Golf is a strange sport. It is the only sport where what is in your head matters. Spit on the ball to clean it. No problem. Spit on the ball because you think it will make it go further. Rules violation.
The drop location is not the issue. It was his confession of what was in his head that is the issue. Only the player knows what he is thinking and it has always been the players honor to self report. What Tiger say's he was thinking when he dropped is to be believed according to the rules. I assume he confirmed to the officials on Saturday morning what he said in the interview. Rules 33-7 says the committee can waive disqualification in exceptional cases. IT DID. In the discussion of the rule, the USGA says that this should occur if the committee is "satisfied that the competitor could not reasonably have known or discovered the facts resulting in the breach of rules." He apparently forgot a common rule. Is it reasonable to think he might have discovered that he forgot the rule?
Anyone who actually completely read rule 33-7 would see that it should not apply in this case. Blatant ratings move.
Feherty even said when it happened that he will probably give himself a few yards so he didnt know the rule either. WHo cares moot point now. Tiger wasn't "saved" he played within the rules. In the end he got a bad break. Could have been a perfect shot and birdie and he is alone on the top at -6 with momentum. Could have been major #15 but its not.

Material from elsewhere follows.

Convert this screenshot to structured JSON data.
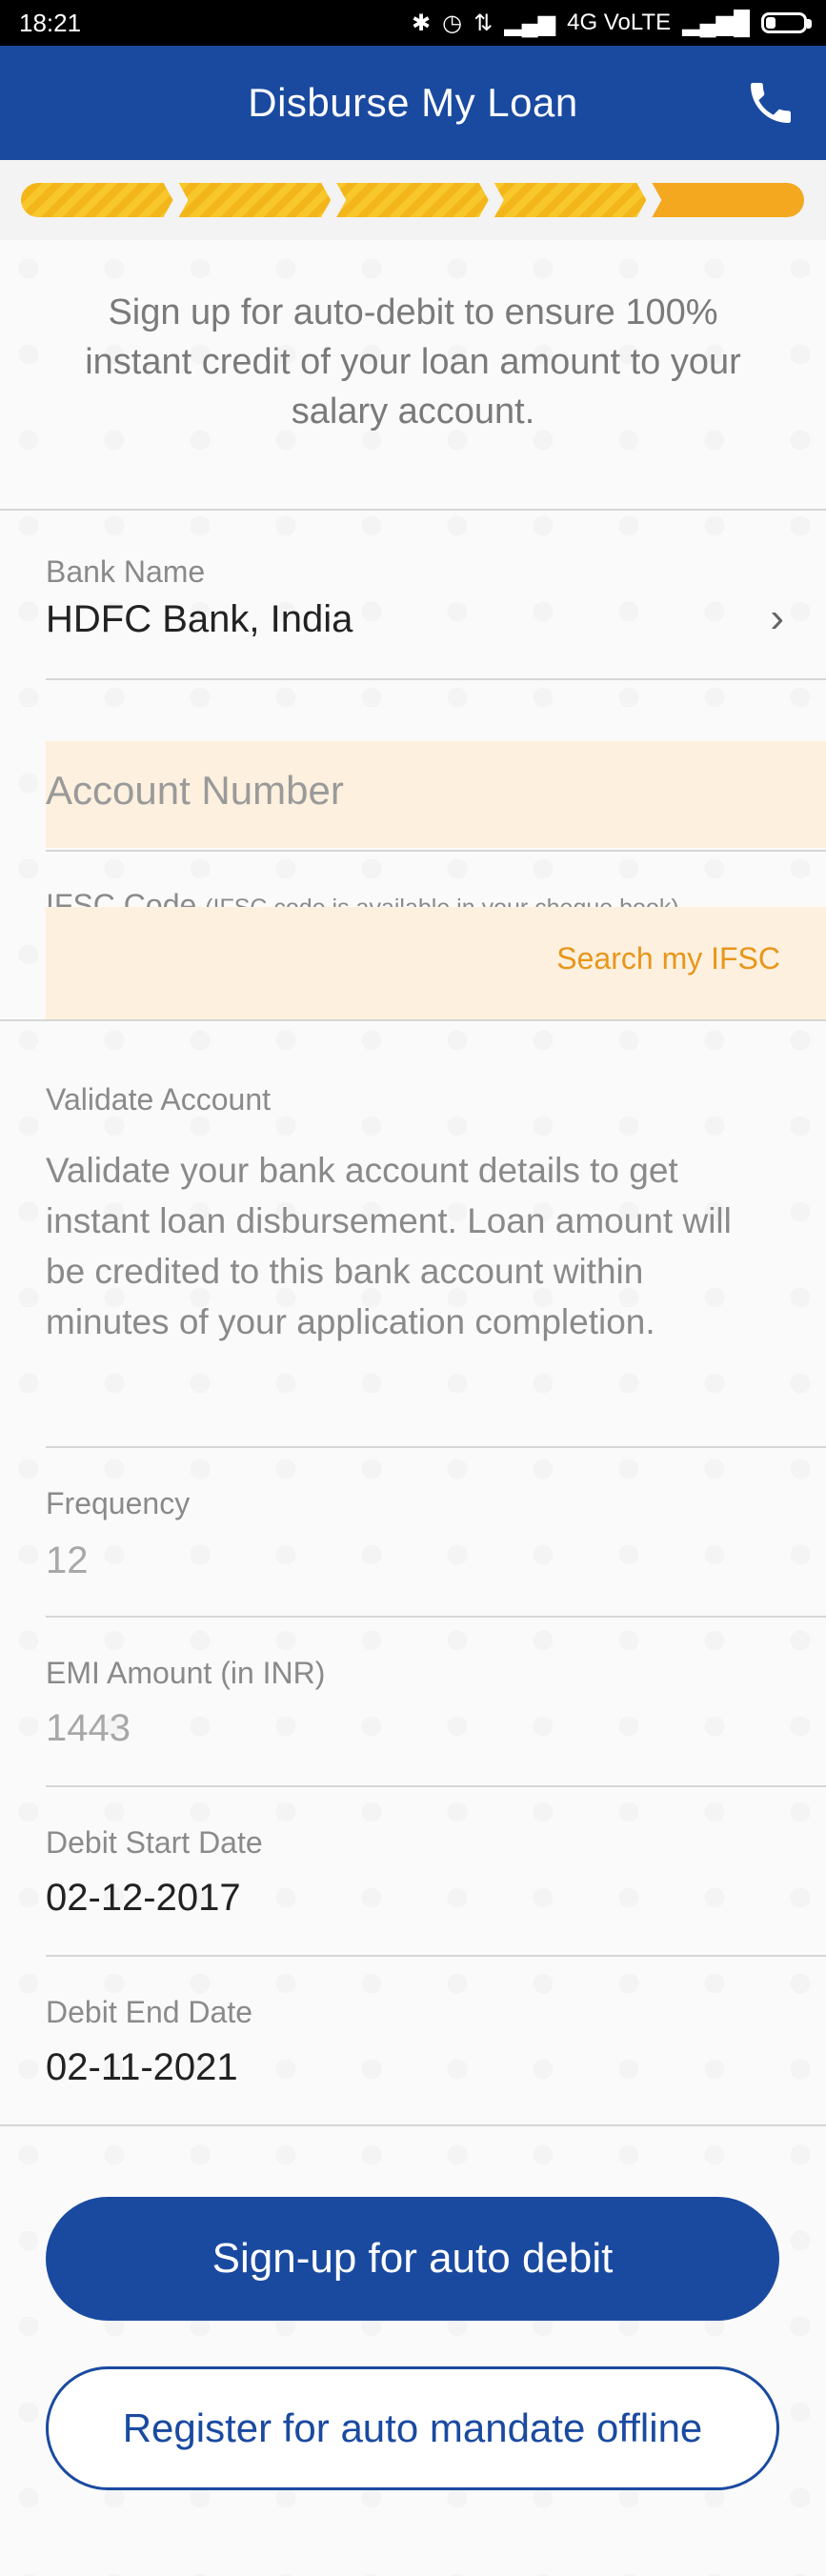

It was an incredibly bad break.If the ball misses the flagstick and checks up like the drop shot did,Tiger probably birdies.
This would give him a 4 on the hole instead of the 8 he ended up with.That is a four shot difference.Tiger ended the Masters -5.The lead was -9.Those 4 shots were the difference between Tiger being in the playoff at the end.
What other sprot makes a ruling then changes it?????
chipotle mg says:
IMO Tiger missed an opportunity to show integrity and respect for the game and other players when he chose not to W/D after the details came to light. It was an incredibly bad break that the ball hit the flag and caromed into the water. Because of the situation, it is understandable that he made a mistake in his location of drop. Bottom line is that he either did not know the rules or purposely bent/broke them and then he signed a wrong scorecard. Given the past history of him cheating on his family, it does not surprise me that he took advantage of the fact that he was not outright disqualified, but it does disappoint me and shows me that he really has not learned a lesson well enough.
chipotle mg says:
I feel like most of the other golfers would have D/Q'd themselves. People like ernie els, brian davis, and especially bobby jones would likely have acted differenlty. Oh well, I guess golf can be played like an NBA game where someone goes to the basket and may or maynot get fouled and then either way cries about it in the most disgusting way possible.. or not. It was refreshing to see the way Angel Cabrera cheered Scott's great shots in the playoffs and his post round interview was very gracious, much the way oosthuizen's post interview was as well last year. Please keep it a gentleman's game.